In merito alla nuova previsione di legge, di cui all’art. 4-bis della legge n. 112/2026, vale comunque la pena segnalare che, diversamente da quanto poteva emergere da alcune letture circolate nel dibattito che ha accompagnato l’iter parlamentare — un dibattito nel quale, peraltro, il tema dei tirocini non occupava una posizione centrale — la disposizione non stabilisce che un medesimo tirocinante non possa mai svolgere tirocini extracurriculari per più di dodici mesi complessivi nell’arco della propria vita. Il limite introdotto dal nuovo comma 726-bis opera infatti «per ciascun gruppo di imprese». Ne consegue che lo svolgimento di un tirocinio presso un determinato gruppo non preclude, di per sé, la possibilità di una successiva esperienza presso un diverso gruppo o presso un soggetto ospitante del tutto autonomo. L’ambito di applicazione della previsione è quello del «gruppo di imprese» che, ai sensi dell’art. 2359 c.c., rinvia alle società nelle quali un’altra società dispone (i) della maggioranza dei voti esercitabili nell’assemblea ordinaria, oppure (ii) di voti sufficienti per esercitare un’influenza dominante, oppure ancora (iii) alle società sottoposte a influenza dominante in virtù di particolari vincoli contrattuali.
Sono peraltro fatti salvi i diversi limiti già previsti dalla legislazione vigente. Il che significa che la disposizione non travolge i limiti di durata più brevi eventualmente previsti dalle Regioni né quelli più ampi, fino a ventiquattro mesi, per esempio nei casi di tirocini extracurriculari per la formazione e l’orientamento delle persone con disabilità. Tutt’al più, in questo specifico caso, si può analogicamente intendere che anche il limite di due anni non possa comunque essere eluso con transizioni infragruppo.
Resta, sullo sfondo, anche un possibile profilo di compatibilità costituzionale. La Corte costituzionale ha più volte ricondotto i tirocini extracurriculari alla competenza legislativa residuale delle Regioni in materia di formazione professionale, da ultimo con la sentenza n. 70 del 2023, che ha dichiarato l’illegittimità costituzionale dell’art. 1, comma 721, lett. a), della l. n. 234/2021. Il nuovo comma 726-bis sembra avere una capacità conformativa inferiore rispetto alla disposizione censurata dalla Corte, perché non ridefinisce direttamente la platea dei destinatari né la funzione formativa dell’istituto.
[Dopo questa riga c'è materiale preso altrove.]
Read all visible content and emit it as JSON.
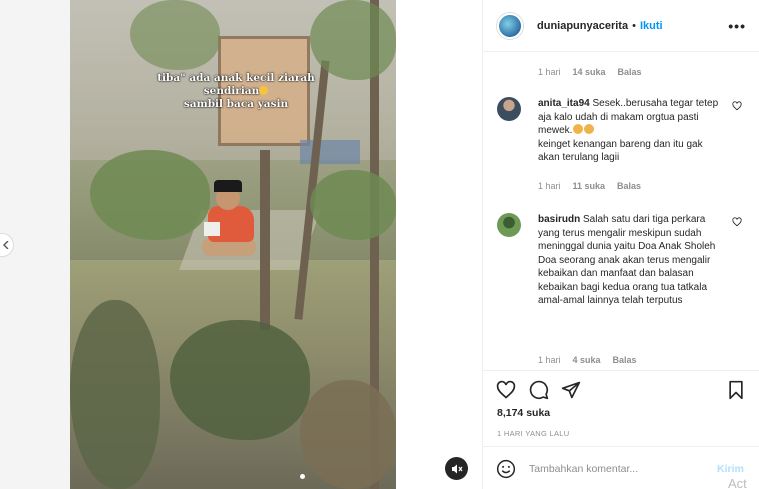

Nondimeno, il limite di durata incide sulla struttura del percorso formativo e sullo spazio regolativo delle Regioni, sicché il tema non può essere del tutto escluso.
Concludendo, il nuovo comma 726-bis rappresenta un corretto presidio antielusivo. Rimane però il paradosso di un legislatore che continua a disciplinare aspetti sempre più specifici dell’istituto senza sciogliere le questioni fondamentali che da anni caratterizzano il sistema italiano dei tirocini extracurriculari: il riparto delle competenze tra Stato e Regioni, la funzione del tirocinio nella transizione scuola-lavoro, il rapporto con l’apprendistato e la definizione di standard nazionali di qualità.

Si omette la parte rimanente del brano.